Solved – MSE and different types of activation functions in NN

mseneural networks

Lets say I have 3 neurons in the last layer of my neural network and I am using mean squared error as a loss function. The desired output of my neural network is a vector: [false,true,false]

If an activation function of those neurons is logistic sigmoid, they produce an output vector with a values between 0 and 1, for example: [0.05, 0.80, 0.15].

So, I encode false as 0 and true as 1, and I can calculate the loss like this:

$$
(0 – 0.05)^2 + (1 – 0.80)^2 + (0 – 0.15)^2 = 0.065
$$

Now, let's say an activation function of the last layer of my neural network is a hyperbolic tangent, so it produces an output vector between -1 and 1:
[-0.95, 0.85, -0.75], so I encode false as -1 and true as 1 and my calculations for the loss look like this:

$$
(-1 + 0.95)^2 + (1 – 0.85)^2 + (-1 + 0.75)^2 = 0.0875
$$

That's all make sense for me, the question I have is how do I encode true and false values if the output of the last layer of my network does not have upper or lower bound ? i.e. if I am using ReLU as an activation function ?

Best Answer

The standard1 way to perform classification with neural networks is to use sigmoid activation function and binary cross-entropy loss for single binary output, and linear activation followed by exponential normalization (softmax) and multinomial cross-entropy for one-hot binary output.

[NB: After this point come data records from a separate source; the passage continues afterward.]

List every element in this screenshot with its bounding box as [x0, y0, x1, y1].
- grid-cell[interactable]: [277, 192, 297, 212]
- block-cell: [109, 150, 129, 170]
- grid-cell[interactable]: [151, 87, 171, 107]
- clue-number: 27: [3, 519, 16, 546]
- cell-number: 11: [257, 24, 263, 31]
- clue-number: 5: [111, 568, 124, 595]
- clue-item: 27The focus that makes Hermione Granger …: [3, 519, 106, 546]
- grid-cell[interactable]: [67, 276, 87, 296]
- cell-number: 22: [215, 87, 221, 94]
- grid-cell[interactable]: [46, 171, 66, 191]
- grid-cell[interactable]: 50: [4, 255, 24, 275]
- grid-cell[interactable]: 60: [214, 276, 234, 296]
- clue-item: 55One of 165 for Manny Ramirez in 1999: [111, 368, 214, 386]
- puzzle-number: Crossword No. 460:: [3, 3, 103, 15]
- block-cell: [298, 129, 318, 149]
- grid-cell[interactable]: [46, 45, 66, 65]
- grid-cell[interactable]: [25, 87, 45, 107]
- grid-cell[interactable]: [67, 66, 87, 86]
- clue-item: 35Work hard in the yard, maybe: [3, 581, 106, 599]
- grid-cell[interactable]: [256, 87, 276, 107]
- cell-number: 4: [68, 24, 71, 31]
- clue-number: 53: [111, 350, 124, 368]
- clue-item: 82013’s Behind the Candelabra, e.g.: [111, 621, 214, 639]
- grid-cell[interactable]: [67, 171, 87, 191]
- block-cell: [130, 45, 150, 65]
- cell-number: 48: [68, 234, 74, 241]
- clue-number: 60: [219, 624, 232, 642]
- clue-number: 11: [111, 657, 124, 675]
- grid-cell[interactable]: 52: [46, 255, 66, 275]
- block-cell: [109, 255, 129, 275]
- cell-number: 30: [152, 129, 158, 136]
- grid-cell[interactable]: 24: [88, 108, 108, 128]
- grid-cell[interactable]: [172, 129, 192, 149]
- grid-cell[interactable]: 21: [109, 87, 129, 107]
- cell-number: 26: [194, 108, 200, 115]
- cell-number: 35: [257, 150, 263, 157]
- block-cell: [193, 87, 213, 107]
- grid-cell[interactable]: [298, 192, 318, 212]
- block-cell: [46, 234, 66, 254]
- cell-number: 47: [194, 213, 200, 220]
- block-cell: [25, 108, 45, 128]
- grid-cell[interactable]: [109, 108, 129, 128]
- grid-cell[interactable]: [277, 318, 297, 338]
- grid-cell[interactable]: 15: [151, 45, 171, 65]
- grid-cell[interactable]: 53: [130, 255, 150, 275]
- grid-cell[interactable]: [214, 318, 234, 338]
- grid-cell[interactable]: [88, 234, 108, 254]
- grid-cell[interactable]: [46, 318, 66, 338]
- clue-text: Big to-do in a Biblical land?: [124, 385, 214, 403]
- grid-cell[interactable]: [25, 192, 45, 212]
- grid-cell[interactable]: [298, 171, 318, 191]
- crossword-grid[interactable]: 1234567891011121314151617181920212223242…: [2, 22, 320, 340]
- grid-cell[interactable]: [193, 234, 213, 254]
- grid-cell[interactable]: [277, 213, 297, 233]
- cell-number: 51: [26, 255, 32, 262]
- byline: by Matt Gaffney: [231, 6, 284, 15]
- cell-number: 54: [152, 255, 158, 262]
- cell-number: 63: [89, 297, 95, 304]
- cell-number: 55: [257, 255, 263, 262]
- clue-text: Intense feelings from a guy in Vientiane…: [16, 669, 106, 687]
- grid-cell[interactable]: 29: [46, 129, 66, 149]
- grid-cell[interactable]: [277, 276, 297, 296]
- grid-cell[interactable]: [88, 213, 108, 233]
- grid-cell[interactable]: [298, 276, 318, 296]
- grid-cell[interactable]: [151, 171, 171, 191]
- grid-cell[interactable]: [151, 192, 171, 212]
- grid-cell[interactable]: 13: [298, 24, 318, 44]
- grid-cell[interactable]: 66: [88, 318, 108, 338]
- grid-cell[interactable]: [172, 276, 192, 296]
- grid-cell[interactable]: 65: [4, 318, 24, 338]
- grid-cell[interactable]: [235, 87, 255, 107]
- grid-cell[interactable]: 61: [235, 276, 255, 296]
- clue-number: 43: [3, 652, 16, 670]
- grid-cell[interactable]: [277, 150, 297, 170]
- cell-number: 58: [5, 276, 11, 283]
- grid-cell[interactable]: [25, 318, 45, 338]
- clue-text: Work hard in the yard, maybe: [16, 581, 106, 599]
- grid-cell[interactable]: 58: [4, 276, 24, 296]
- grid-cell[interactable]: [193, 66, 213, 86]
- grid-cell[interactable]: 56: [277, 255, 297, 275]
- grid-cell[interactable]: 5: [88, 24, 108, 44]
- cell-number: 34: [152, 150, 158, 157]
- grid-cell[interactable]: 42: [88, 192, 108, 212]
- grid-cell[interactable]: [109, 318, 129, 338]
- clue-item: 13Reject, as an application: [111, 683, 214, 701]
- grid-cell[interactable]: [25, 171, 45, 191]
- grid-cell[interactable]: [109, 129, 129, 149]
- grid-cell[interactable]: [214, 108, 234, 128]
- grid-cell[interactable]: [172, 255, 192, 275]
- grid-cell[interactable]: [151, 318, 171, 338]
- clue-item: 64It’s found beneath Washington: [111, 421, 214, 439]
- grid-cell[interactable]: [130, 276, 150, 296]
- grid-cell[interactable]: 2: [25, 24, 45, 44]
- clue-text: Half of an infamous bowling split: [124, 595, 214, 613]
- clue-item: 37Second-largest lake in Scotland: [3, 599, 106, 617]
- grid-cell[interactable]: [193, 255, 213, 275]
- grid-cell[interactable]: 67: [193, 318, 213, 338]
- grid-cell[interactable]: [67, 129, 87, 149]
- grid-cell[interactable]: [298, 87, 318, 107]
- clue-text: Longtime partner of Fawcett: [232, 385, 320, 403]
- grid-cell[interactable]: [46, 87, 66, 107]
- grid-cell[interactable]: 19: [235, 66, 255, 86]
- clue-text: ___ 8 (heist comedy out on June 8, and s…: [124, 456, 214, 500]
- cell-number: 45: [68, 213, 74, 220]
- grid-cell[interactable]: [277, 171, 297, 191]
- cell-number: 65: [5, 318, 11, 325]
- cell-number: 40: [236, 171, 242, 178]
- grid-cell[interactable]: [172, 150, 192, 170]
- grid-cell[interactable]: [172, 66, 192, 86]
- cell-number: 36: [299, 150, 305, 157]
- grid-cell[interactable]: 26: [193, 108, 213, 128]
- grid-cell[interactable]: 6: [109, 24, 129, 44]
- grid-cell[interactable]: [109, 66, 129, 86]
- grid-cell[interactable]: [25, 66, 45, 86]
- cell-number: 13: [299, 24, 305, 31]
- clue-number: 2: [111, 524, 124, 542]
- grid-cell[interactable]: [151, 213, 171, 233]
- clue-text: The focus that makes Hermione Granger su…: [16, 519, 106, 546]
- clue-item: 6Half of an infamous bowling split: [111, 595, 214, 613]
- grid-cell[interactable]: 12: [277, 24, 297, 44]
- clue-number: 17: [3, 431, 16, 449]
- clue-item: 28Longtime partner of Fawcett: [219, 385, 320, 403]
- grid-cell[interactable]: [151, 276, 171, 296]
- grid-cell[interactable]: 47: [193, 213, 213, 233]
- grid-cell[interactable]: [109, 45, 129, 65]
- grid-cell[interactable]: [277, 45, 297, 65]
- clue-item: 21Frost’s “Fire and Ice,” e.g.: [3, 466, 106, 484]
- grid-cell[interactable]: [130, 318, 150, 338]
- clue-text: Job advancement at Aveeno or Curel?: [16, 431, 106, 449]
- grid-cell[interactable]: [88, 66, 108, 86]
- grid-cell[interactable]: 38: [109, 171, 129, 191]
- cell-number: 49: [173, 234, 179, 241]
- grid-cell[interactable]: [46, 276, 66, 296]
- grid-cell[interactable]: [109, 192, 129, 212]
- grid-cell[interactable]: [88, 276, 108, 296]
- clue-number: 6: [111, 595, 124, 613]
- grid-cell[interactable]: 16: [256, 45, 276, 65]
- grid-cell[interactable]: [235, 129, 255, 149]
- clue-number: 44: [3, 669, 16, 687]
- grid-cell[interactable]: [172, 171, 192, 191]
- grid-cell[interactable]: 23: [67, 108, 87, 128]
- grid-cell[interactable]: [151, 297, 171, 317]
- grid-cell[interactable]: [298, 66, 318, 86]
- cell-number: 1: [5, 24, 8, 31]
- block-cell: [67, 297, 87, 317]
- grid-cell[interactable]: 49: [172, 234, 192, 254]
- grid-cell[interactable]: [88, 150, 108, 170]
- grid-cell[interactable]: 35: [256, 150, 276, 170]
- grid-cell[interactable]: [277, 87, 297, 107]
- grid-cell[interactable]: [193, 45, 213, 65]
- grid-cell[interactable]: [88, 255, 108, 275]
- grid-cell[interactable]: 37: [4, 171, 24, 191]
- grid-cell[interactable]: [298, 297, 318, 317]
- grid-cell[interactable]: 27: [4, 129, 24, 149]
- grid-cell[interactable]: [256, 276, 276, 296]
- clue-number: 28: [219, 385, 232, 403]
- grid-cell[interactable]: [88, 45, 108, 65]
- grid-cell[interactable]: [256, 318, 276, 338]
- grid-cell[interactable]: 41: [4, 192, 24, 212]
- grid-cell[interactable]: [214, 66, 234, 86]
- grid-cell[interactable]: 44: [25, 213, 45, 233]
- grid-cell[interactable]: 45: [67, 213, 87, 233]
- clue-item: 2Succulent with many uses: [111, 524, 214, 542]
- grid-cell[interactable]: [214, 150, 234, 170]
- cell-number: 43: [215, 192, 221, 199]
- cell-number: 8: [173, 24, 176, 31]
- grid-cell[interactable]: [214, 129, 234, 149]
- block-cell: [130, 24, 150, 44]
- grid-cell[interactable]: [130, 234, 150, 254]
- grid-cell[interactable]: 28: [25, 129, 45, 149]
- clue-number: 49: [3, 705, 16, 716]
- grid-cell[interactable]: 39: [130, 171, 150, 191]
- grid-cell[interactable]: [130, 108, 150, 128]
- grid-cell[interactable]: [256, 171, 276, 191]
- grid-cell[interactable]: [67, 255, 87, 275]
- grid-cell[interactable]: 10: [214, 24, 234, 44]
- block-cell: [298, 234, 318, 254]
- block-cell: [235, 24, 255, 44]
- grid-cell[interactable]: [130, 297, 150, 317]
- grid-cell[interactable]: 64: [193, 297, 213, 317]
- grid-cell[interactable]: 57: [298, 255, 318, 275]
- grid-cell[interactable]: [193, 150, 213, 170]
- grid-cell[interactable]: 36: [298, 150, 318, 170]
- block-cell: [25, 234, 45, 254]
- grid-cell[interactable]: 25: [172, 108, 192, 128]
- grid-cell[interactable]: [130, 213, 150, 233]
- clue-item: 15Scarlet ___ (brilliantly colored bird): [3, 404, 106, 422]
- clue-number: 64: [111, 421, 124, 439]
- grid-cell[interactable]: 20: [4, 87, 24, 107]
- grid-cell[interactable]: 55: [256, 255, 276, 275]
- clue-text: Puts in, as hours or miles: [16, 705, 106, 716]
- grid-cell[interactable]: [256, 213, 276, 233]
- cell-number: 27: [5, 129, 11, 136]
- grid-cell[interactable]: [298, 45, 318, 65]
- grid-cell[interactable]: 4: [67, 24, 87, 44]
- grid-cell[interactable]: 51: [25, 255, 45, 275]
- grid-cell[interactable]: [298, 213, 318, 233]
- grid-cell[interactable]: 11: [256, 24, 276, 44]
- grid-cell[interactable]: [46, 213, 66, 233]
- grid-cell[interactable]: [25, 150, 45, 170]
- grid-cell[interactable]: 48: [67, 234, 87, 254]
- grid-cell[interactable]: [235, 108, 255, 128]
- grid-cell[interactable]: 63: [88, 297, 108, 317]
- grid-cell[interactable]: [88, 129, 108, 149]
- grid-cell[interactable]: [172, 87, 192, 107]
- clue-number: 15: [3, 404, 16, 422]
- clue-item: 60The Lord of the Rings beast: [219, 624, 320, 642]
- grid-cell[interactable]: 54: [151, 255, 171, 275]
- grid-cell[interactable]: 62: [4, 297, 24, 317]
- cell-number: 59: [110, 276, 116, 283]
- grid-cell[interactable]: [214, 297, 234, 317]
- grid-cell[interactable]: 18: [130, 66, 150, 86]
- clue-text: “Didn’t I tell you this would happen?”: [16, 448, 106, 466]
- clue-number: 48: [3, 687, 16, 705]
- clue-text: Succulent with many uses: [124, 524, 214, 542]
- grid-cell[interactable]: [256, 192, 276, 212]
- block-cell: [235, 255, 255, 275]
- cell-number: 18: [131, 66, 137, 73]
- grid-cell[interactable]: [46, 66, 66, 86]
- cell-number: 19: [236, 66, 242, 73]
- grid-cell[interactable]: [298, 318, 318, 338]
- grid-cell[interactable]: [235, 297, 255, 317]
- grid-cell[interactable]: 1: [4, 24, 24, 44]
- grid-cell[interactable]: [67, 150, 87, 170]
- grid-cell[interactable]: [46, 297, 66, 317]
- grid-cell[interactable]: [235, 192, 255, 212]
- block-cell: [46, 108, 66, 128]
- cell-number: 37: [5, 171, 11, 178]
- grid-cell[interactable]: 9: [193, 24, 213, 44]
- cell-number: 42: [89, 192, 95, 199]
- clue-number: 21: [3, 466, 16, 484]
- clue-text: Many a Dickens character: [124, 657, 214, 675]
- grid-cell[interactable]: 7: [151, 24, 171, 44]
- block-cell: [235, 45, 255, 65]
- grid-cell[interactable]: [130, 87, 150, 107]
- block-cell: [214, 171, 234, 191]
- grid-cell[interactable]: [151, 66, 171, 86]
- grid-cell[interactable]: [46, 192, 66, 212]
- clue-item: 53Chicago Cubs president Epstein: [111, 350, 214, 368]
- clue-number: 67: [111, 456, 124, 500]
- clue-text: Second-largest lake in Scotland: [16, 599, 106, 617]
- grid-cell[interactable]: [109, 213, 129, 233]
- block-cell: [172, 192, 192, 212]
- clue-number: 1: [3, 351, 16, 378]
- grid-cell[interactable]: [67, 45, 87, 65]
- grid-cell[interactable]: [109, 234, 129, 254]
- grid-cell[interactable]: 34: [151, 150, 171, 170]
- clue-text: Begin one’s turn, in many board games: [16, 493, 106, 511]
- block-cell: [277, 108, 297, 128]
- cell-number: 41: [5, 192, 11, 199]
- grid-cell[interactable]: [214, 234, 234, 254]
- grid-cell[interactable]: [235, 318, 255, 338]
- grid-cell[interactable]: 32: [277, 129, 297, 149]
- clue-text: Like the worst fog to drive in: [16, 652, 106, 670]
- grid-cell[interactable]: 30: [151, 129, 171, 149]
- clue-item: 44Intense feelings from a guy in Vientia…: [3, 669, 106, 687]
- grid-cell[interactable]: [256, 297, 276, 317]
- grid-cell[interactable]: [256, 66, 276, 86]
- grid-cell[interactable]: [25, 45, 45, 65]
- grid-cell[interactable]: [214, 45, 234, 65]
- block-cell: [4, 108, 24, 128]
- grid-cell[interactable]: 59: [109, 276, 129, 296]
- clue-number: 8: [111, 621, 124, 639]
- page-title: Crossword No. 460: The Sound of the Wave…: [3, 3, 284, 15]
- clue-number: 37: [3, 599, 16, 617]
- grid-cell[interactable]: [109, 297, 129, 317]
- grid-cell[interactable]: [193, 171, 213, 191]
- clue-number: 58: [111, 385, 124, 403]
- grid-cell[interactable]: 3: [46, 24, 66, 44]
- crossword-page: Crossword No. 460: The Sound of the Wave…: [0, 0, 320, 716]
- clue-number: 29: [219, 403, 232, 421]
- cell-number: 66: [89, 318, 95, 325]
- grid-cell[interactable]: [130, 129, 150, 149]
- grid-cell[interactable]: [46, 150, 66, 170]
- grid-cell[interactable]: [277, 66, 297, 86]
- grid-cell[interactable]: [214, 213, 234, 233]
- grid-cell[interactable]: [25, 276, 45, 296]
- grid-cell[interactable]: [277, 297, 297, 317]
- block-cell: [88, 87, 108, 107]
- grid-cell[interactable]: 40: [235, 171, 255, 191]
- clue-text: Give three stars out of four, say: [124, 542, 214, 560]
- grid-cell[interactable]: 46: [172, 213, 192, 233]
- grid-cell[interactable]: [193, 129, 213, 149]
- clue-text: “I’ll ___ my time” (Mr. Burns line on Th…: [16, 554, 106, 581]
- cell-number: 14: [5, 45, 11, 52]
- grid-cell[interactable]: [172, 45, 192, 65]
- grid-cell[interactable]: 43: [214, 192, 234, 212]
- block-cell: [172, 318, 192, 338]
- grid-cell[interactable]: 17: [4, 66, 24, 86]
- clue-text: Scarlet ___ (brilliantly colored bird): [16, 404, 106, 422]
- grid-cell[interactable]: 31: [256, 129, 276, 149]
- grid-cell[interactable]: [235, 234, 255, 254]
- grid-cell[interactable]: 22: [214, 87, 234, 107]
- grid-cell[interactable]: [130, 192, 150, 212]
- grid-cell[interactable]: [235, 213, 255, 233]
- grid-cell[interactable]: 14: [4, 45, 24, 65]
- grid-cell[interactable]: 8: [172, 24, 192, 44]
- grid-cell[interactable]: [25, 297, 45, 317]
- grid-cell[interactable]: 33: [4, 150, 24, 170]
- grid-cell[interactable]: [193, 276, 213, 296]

There are good reasons why people use these.

If you want to use ReLU and mean squared error, you have to be prepared that things are probably not going to work optimally. But in principle it does not matter how you encode your values, your network should learn to predict them. It could be 0 and 1, or 0 and 34, or anything else. You cannot, however, expect the outputs of the network to be bounded within this range for arbitrary input. If that is among your requirements, use bounded activation function.


1 Understand as meaningful, accepted, working.